China’s response to US President Barack Obama’s plan to “pivot” US attention and military power from the Middle East, Iraq and Afghanistan to East Asia has been remarkably mild.
Obama and US Secretary of State Hillary Rodham Clinton said last month in Hawaii, Australia, the Philippines, Thailand and Indonesia that the US would give security priority to Asian allies and friends, as well as US forces in the Pacific. Obama pledged that coming budget cuts would not affect this plan.
Experience shows China often greets such strategic designs with outraged cries that the US is seeking to “contain” China or impose US “hegemony” on Asia.
However, in this instance, the initial response came in a routine statement from Chinese Foreign Ministry spokesperson Liu Weimin (劉為民), who was limited to saying: “When developing state-to-state relations, one should take into account the interests of other countries as well as the whole region, and peace and stability of the region.”
Subsequent statements last week were equally bland, some with a touch of sarcasm, others with a tone of condescension and still others with a murmur of confusion. The intriguing question: Why the subdued pushback?
It might be that China’s leaders, who have repeatedly shown that they do not understand the US, do not know what to make of Obama’s new strategy in Asia.
Perhaps the members of the Chinese Politburo, like many Americans, want to see whether Obama takes action to execute his new security posture.
“If [the US] sticks to its Cold War mentality and continues to engage with Asian nations in a self-assertive way, it is doomed to incur repulsion in the region,” Xinhua news agency said.
Another possibility is that Beijing sees this as evidence of the decline of US power, that the US will soon be confronted with the reality of its economic weaknesses and that it is desperately seeking a way to cover up the consequences of that.
“It was not a good time for US President Barack Obama to attend the EAS [East Asia Summit], given the unstable state of the American economy, and the Congressional supercommittee’s failure on the federal budget,” the China Daily said.
“The biggest challenge facing the United States is its sluggish economy, so China should pay greater attention to the economic measures of the superpower, which is actively seeking a ‘return’ to Asia,” the People’s Daily said in a commentary.

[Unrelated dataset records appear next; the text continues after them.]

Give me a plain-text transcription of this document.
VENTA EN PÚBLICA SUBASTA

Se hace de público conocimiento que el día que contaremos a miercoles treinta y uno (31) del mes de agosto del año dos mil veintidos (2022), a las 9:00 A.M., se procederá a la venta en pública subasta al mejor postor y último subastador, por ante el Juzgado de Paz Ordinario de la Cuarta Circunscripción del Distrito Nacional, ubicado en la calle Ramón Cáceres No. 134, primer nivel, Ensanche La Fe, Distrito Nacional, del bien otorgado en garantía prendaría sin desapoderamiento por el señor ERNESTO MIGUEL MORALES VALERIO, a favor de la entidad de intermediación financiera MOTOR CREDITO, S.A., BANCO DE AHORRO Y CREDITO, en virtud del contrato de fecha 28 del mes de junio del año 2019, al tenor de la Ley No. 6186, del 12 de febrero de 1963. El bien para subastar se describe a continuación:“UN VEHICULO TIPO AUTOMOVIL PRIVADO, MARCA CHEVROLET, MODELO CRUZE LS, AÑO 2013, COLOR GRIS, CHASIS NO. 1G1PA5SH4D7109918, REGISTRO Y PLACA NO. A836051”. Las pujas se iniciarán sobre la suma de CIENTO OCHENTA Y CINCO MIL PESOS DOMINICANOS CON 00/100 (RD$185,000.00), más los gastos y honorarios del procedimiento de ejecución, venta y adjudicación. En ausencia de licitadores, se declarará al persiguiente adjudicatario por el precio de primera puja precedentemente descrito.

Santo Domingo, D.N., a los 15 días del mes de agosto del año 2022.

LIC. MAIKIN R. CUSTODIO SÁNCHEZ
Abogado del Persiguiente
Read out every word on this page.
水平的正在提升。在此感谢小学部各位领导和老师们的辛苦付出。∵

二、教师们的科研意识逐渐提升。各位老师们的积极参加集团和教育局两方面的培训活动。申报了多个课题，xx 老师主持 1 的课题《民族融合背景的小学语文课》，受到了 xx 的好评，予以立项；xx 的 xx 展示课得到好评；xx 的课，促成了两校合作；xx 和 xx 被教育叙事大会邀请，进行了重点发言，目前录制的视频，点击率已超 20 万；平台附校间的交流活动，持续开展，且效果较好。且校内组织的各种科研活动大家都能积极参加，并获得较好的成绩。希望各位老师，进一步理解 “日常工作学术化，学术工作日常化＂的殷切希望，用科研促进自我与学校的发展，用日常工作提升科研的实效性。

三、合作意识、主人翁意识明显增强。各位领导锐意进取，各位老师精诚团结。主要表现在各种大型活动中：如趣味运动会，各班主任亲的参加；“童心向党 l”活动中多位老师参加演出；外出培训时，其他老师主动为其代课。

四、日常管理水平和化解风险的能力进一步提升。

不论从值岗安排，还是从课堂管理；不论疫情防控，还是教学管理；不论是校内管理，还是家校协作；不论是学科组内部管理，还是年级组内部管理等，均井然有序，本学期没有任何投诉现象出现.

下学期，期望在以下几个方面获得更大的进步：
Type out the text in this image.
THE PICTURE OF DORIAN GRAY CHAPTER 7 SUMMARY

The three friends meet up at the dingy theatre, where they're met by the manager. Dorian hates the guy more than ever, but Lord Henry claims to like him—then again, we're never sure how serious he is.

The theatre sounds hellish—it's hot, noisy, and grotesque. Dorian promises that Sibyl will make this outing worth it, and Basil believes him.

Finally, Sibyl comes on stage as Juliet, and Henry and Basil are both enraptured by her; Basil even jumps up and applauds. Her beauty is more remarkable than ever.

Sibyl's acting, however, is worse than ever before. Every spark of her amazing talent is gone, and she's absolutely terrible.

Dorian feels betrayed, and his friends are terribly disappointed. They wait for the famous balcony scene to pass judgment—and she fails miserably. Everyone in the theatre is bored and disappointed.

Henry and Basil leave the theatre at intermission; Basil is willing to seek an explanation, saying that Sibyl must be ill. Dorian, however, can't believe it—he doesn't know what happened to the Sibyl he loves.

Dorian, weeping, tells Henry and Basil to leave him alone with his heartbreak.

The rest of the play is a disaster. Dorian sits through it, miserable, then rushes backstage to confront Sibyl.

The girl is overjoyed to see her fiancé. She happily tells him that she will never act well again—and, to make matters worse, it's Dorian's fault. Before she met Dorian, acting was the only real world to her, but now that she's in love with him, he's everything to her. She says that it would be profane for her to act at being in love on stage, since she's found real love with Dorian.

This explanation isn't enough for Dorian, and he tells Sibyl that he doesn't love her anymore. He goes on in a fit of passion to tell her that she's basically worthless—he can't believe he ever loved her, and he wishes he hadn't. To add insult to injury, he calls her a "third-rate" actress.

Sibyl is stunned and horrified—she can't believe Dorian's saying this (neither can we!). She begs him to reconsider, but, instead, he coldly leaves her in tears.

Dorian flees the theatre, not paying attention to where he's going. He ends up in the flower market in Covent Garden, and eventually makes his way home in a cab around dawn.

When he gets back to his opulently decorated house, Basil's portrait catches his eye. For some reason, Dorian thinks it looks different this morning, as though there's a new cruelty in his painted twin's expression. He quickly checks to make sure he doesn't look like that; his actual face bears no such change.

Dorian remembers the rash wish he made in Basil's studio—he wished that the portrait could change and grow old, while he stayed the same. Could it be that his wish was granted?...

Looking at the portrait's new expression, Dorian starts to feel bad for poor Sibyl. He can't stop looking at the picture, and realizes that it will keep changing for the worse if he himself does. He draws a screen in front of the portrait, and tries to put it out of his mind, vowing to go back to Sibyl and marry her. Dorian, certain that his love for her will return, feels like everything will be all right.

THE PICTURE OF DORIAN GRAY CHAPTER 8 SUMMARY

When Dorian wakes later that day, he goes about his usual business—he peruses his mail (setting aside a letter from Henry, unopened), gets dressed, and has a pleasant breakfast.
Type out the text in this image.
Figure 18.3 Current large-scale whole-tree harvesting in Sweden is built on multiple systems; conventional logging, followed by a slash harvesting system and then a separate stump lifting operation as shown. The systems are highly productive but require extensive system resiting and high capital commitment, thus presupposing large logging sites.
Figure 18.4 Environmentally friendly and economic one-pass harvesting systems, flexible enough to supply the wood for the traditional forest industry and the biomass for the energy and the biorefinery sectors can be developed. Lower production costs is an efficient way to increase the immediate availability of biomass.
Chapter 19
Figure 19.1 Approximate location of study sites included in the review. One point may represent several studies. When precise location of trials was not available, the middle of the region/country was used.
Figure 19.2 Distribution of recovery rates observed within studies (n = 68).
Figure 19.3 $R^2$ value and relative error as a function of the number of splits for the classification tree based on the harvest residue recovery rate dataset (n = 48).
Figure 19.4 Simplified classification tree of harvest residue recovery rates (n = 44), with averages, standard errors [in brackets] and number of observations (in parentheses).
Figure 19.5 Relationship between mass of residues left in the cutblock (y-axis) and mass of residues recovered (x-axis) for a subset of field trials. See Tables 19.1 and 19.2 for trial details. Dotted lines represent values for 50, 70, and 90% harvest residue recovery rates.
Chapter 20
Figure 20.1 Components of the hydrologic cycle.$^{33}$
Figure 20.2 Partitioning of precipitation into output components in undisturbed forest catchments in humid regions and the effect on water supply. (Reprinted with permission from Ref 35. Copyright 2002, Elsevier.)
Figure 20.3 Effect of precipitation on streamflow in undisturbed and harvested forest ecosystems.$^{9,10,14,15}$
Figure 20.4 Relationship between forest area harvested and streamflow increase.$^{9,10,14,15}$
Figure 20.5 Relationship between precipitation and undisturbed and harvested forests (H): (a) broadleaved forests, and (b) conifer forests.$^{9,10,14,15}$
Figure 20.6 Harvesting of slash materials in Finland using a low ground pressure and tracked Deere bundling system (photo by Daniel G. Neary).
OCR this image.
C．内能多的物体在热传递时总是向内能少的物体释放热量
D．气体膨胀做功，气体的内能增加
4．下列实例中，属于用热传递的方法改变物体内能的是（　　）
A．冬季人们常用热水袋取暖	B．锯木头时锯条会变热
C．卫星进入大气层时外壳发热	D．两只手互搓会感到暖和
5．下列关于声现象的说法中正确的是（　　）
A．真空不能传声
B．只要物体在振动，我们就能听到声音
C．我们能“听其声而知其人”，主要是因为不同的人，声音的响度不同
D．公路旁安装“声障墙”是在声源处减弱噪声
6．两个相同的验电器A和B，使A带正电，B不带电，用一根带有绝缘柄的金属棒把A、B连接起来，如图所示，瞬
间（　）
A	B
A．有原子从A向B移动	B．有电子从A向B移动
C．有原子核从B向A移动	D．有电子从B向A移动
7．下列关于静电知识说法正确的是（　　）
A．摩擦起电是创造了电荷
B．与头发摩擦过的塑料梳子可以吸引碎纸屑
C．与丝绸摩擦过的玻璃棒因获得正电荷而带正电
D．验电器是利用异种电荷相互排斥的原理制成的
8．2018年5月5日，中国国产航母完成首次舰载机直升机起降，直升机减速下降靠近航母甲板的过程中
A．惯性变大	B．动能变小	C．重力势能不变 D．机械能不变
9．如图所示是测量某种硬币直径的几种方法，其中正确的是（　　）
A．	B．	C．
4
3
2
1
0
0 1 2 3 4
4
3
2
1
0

“The United States should depend on its own efforts to recover its economy. If it only cares about strengthening its dominant status ... no Asian country will have time or interest to play the old strategic poker game with the United States,” it added.
Another Chinese assessment is that Obama’s strategy in Asia is intended to support his re-election campaign.
“No sooner had the curtain fallen on the summit meetings in Bali, Indonesia, than Obama sent home the message that he had garnered business deals to support hundreds of thousands of jobs for his countrymen,” the China Daily said. “His country’s struggling economy needs them. His chances of re-election need them. That is why Obama portrayed his nine-day trip around the Pacific Rim as a hunt for new markets.”
The most concrete response seems to have been the establishment of a strategic planning department within the headquarters of the People’s Liberation Army. This must have been planned for some time, but was announced last week by Xinhua.